As travellers, we take so much from the place we’re in, sometimes we forget to give back. Unfortunately, overtourism has altered the cultures of many rural communities, caused environmental damages, and create abusive industries that exploits people and animals. Travelling is about personal growth, but it should also be about giving back to the communities who opened their doors to us. As travellers, we have an accountability to use our power and privilege to travel responsibly, and to increase compassion through our global experiences.
Reflections and Pearls of Wisdom
Empowering Other Women
To someone who is planning her first solo long-term travels, what is the most important bit of advice you could give?
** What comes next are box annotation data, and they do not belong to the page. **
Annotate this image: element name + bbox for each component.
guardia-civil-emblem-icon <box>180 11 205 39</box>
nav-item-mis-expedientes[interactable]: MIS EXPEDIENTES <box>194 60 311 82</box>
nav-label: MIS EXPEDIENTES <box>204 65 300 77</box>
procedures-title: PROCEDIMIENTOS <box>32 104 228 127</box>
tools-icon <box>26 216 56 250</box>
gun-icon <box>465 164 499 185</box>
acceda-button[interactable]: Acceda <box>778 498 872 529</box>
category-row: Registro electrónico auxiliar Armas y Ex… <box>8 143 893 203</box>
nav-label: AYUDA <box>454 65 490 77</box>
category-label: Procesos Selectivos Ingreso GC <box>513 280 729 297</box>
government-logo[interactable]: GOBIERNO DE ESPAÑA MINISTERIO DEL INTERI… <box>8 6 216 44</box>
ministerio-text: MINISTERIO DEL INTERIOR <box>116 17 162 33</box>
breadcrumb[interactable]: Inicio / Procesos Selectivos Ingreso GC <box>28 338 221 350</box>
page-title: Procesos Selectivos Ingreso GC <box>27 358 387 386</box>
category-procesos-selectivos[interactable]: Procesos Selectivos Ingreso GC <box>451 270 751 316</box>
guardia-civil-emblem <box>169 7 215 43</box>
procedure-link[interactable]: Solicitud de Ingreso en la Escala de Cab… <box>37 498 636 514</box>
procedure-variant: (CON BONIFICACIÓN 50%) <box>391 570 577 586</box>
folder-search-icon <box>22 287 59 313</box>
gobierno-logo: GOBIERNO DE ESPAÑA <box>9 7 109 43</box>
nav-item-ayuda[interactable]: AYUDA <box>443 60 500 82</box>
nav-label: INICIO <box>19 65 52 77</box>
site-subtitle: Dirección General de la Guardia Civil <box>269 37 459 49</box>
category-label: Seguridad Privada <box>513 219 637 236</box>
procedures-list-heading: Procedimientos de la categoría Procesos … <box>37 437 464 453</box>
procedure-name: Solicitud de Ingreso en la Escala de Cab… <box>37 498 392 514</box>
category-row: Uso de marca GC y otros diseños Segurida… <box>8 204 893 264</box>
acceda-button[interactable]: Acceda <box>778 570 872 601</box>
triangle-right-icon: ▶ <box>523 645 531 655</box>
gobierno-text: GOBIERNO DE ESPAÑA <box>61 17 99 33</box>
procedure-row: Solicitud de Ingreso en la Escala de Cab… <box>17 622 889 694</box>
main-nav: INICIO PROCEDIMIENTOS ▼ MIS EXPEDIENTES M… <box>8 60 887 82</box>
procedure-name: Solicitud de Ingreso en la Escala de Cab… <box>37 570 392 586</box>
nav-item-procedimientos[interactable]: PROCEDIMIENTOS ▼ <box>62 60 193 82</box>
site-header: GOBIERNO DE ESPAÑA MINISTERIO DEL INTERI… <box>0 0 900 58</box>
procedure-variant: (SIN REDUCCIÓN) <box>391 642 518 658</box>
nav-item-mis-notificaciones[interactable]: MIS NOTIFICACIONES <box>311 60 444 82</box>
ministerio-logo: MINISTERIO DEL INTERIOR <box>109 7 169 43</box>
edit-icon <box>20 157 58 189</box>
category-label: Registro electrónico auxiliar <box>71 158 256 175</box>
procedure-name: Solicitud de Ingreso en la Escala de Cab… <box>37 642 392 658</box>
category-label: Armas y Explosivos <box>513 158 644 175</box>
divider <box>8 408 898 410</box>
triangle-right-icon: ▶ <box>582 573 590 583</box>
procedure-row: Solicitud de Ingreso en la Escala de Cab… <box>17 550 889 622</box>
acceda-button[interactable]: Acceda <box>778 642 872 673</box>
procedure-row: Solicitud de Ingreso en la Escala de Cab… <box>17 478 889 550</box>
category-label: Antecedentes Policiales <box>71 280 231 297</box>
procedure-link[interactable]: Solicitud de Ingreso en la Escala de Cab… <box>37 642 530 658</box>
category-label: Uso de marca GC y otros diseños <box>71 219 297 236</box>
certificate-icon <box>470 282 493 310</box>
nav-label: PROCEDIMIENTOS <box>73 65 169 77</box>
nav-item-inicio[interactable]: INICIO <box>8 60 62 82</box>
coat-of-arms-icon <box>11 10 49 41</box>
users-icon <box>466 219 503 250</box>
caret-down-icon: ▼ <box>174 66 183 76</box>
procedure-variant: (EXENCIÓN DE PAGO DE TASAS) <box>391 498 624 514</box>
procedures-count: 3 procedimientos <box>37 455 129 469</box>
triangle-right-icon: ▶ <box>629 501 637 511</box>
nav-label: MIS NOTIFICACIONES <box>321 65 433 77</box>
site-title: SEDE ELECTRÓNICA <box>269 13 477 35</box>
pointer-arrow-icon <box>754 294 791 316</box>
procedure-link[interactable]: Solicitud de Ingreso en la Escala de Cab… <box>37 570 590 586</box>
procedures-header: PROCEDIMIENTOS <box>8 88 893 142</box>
Travel is most fulfilling when it’s to learn and experience, not when it’s for Instagram.
Despite everything you have accomplished, I’m sure you sometimes still get negative comments. What is the no.1 sexist nonsense you get most often, and how do you shut them down?
“Your parents/boyfriend must have sponsored your holidays.”
Ignorant assumptions like this devalues everything I’ve done and sacrificed to afford my travels. So I tell them the blunt truth: I’ve done everything from scrubbing toilets in New Zealand, to working every weekend of the year to save up. I work 3 jobs, I consciously lead a simple lifestyle where I have no debt, and I save more than I spend.
If there is one thing you could say to your younger self what would it be?
Dear young Mei, stop comparing yourself with other travellers, especially the European vagabonds you meet so often. They do not live the same life circumstances nor cultural values as you, so do not put them as the standard of traveller to become. A few years from now, you will learn to appreciate your Asian values and the burdensome responsibilities it comes with. Then, you will craft your own way of travelling that balances responsibilities with exploration.
“How can I live the western travelling style?” I came to develop my own Asian way of backpacking. Balancing responsibilities with exploration.
What would you say to any girl who is out there thinking she would like to travel the world, but is afraid to do it because she’s been told she’s “just a girl”?
Being female is not a limitation, it’s an advantage. “Just a girl” is becoming an archaic term especially at time when travel is becoming inclusive; for gender, race and nationality. Admittedly, navigating patriarchy in foreign countries comes with some restrictions in freedom of movement, but overcome that and you will develop new superpowers that will take you far.
If fear is holding you back, try seeking out other women travellers, and find stories or travellers you identify with to get that nudge of confidence you need to take that first of a thousand steps. Good luck!